We see on the left-hand graph that an objective $10,000 loss feels like a $5,000 loss, and an objective $5000 loss feels like a $4000 loss. And we see on the right-hand graph that a 50% probability feels like a 40% probability.
Now Prospero’s choice is a certain $4000 loss if he buys the insurance, versus a 40% chance of a $5000 loss if he doesn’t. Buying has a subjective expected utility of -$4000; not buying has a subjective expected utility of -$2000. So Prospero decisively rejects the insurance.
But suppose Prospero is fatalistic; he views his assets as already having been blown away. Here he might choose a different frame: the frame in which he starts with zero assets, and anything beyond that is viewed as a gain.
Since the gain half of the value function levels off more quickly than the loss half, $5000 is now subjectively worth $3000, and $10000 is now subjectively worth $3500.
Here he must choose between a certain gain of $5000 and a 50% chance of gaining $10000. Expected utility gives the same result as before, obviously. In prospect theory, he chooses between a certain subjective gain of $3000 and a 40% chance of gaining $3500. The insurance gives him subjective expected utility of $3000, and rejecting it gives him subjective expected utility of $1400.
All of a sudden Prospero wants the insurance.
We notice the opposite effect if there is only a a 1% chance of a hurricane. The insurance salesman lowers his price to $100 to preserve the neutrality of the insurance option when using utility.

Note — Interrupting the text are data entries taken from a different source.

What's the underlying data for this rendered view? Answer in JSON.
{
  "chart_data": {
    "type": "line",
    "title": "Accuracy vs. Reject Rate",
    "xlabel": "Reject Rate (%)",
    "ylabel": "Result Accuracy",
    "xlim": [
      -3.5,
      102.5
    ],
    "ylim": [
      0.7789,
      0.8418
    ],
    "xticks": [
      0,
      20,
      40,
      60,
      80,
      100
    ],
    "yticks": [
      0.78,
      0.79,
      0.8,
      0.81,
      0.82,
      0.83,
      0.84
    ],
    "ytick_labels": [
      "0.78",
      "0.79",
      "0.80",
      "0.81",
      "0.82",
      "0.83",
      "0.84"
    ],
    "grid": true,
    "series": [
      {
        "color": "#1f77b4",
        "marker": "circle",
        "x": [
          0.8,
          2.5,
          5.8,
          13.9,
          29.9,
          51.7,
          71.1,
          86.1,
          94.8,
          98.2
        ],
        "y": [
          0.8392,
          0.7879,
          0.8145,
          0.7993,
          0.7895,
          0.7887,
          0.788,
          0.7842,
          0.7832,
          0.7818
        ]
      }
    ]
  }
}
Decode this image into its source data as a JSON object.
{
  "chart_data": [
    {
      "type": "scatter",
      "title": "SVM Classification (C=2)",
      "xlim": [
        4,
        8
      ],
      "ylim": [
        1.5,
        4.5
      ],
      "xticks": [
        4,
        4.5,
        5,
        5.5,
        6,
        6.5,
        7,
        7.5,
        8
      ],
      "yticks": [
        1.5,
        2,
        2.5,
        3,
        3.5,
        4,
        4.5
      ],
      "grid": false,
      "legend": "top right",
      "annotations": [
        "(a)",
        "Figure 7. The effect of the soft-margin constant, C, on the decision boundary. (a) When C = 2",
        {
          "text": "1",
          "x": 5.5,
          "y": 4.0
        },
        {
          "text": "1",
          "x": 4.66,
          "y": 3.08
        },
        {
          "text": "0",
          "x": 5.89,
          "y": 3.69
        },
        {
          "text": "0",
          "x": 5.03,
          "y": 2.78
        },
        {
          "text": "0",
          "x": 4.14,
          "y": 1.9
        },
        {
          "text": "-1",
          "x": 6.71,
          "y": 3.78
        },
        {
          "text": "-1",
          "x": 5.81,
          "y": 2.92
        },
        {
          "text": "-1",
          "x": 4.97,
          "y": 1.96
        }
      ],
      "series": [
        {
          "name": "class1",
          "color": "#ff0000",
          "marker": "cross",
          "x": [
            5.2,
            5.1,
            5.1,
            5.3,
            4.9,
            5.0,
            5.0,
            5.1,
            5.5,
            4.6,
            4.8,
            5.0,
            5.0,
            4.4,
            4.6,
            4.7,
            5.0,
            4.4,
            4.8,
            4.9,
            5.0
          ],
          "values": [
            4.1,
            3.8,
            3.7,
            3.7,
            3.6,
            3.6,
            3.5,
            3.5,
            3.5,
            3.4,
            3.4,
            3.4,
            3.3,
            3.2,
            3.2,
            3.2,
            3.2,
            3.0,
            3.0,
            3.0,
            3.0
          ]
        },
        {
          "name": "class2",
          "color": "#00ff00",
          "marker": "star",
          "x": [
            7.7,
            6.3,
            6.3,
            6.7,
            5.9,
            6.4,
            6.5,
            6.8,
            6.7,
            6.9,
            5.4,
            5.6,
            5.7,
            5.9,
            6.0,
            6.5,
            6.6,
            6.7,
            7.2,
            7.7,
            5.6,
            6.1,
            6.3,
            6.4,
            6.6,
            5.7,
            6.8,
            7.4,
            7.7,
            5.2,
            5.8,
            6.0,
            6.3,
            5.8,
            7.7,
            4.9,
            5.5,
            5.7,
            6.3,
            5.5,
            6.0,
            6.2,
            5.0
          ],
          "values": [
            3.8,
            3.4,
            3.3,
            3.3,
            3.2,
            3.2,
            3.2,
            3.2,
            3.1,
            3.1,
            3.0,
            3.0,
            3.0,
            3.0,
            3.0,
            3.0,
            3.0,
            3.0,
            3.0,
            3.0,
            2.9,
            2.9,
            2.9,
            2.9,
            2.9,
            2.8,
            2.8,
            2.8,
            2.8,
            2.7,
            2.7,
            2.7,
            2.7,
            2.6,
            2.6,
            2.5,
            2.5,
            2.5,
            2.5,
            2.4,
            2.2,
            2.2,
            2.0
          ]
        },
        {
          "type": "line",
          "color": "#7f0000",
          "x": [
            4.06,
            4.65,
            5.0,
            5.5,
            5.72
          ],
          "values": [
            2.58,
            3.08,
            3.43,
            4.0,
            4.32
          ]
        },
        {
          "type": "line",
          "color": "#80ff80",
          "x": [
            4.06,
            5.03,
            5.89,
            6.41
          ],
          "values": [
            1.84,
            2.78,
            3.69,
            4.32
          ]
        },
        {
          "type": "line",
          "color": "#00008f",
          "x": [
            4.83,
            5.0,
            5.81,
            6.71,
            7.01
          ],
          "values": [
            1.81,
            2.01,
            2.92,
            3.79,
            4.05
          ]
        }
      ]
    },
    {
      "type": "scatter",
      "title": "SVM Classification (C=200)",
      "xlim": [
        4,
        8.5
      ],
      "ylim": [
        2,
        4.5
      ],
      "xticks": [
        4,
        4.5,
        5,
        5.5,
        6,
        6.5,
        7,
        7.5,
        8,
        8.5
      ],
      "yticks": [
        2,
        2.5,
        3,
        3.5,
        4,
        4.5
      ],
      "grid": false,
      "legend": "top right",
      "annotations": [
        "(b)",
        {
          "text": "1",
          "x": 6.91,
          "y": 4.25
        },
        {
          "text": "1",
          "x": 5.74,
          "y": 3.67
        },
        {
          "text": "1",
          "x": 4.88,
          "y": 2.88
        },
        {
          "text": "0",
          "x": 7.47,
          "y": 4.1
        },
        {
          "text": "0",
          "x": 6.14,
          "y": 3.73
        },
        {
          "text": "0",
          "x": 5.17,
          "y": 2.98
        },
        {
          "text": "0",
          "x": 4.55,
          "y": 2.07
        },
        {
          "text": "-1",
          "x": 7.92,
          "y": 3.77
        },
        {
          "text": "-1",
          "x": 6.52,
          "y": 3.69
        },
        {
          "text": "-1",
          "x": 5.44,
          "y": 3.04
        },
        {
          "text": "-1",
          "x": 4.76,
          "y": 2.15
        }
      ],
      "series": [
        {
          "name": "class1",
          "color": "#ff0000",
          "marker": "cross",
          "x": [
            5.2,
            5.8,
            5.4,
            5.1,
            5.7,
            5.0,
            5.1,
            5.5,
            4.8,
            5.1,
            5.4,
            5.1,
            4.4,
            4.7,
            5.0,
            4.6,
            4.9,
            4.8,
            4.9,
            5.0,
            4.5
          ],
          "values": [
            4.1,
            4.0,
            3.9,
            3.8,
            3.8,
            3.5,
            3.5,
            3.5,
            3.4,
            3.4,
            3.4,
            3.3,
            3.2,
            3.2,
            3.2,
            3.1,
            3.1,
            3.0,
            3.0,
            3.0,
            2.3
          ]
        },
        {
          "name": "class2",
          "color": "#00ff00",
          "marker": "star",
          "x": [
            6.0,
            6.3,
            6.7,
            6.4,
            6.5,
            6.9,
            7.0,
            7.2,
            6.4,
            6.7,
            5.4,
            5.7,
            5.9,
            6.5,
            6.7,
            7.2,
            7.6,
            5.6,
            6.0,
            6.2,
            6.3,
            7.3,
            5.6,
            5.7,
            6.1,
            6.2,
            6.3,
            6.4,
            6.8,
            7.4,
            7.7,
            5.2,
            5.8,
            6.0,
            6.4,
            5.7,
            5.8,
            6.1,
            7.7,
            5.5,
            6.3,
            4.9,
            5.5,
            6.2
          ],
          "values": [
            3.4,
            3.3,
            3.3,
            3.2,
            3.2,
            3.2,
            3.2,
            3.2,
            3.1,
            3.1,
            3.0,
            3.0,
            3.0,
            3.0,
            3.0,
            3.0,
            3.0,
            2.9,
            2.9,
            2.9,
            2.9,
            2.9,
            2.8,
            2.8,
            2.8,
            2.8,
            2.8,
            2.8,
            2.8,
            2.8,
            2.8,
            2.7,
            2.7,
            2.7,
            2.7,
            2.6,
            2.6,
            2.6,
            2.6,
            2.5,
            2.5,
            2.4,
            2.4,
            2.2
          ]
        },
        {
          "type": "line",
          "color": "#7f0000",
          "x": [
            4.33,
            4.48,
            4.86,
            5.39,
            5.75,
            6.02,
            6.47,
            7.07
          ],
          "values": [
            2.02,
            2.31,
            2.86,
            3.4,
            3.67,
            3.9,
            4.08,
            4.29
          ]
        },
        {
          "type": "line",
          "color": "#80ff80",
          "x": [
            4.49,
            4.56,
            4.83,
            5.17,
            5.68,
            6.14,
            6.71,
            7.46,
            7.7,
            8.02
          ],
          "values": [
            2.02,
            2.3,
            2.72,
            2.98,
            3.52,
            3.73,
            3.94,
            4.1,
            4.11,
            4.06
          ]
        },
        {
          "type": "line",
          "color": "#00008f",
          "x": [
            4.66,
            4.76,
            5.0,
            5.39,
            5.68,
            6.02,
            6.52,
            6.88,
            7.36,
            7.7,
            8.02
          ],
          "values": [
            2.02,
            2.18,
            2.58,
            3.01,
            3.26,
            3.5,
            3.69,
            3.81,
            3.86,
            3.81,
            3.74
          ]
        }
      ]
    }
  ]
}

But subjective probability rises very quickly, so a 1% chance may correspond to a subjective 10% chance. Now in the first frame, Prospero must decide between an objective loss of -$100 with certainty (corresponding to -$300 subjective since the value function is steeper closer to zero) or an objective loss of -$10,000 with objective probability 1% (subjective of 10%). Now the expected subjective utilities are -$300 if he buys, versus -$500 if he rejects. And so he buys the insurance. When we change the risk of hurricane from 50% to 1%, then even though we reduce the price of the insurance by an exactly equal amount, Prospero’s decision switches from not buying to buying.
Let’s see how many previously discussed biases we can fit into this model.
Prospero’s change from rejecting the insurance when framed as gains, to buying it when framed as losses, directly mirrors the change in preferred survival strategies mentioned in Circular Altruism.
The necessity of frame-shifting between different perceptions of losses also produces the Sunk Cost Fallacy.
The greater steepness of the value function with losses as opposed to gains is not even an explanation for, but merely a mathematical representation of, loss aversion.
The leveling off of the value function that turned the huge objective difference between +$5000 and +$10000 into the teensy little subjective difference between +$3000 and +$3500 mirrors the scope insensitivity under which people show about the same level of interest in proposals to save endangered birds whether a thousand, ten thousand, or a hundred thousand birds are involved.
It may not be an official bias, but the “but there’s still a chance, right” outlook looks a lot like the sharply rising curve of the subjective probability function near zero.
And although it is not immediately obvious from the theory, some people want to link the idea of a frame to priming and anchoring-adjustment, on the grounds that when a suitable reference frame doesn’t exist any primed stimulus can help establish one.
And now, the twist: prospect theory probably isn’t exactly true. Although it holds up well in experiments where subjects are asked to make hypothetical choices, it may fare less well in the rare experiments where researchers can afford to offer subjects choices for real money (this isn’t the best paper out there, but it’s one I could find freely available).
Nevertheless, prospect theory seems fundamentally closer to the mark than simple expected utility theory, and if any model is ever created that can explain both hypothetical and real choices, I would be very surprised if at least part of it did not involve something looking a lot like Kahneman and Tversky’s model.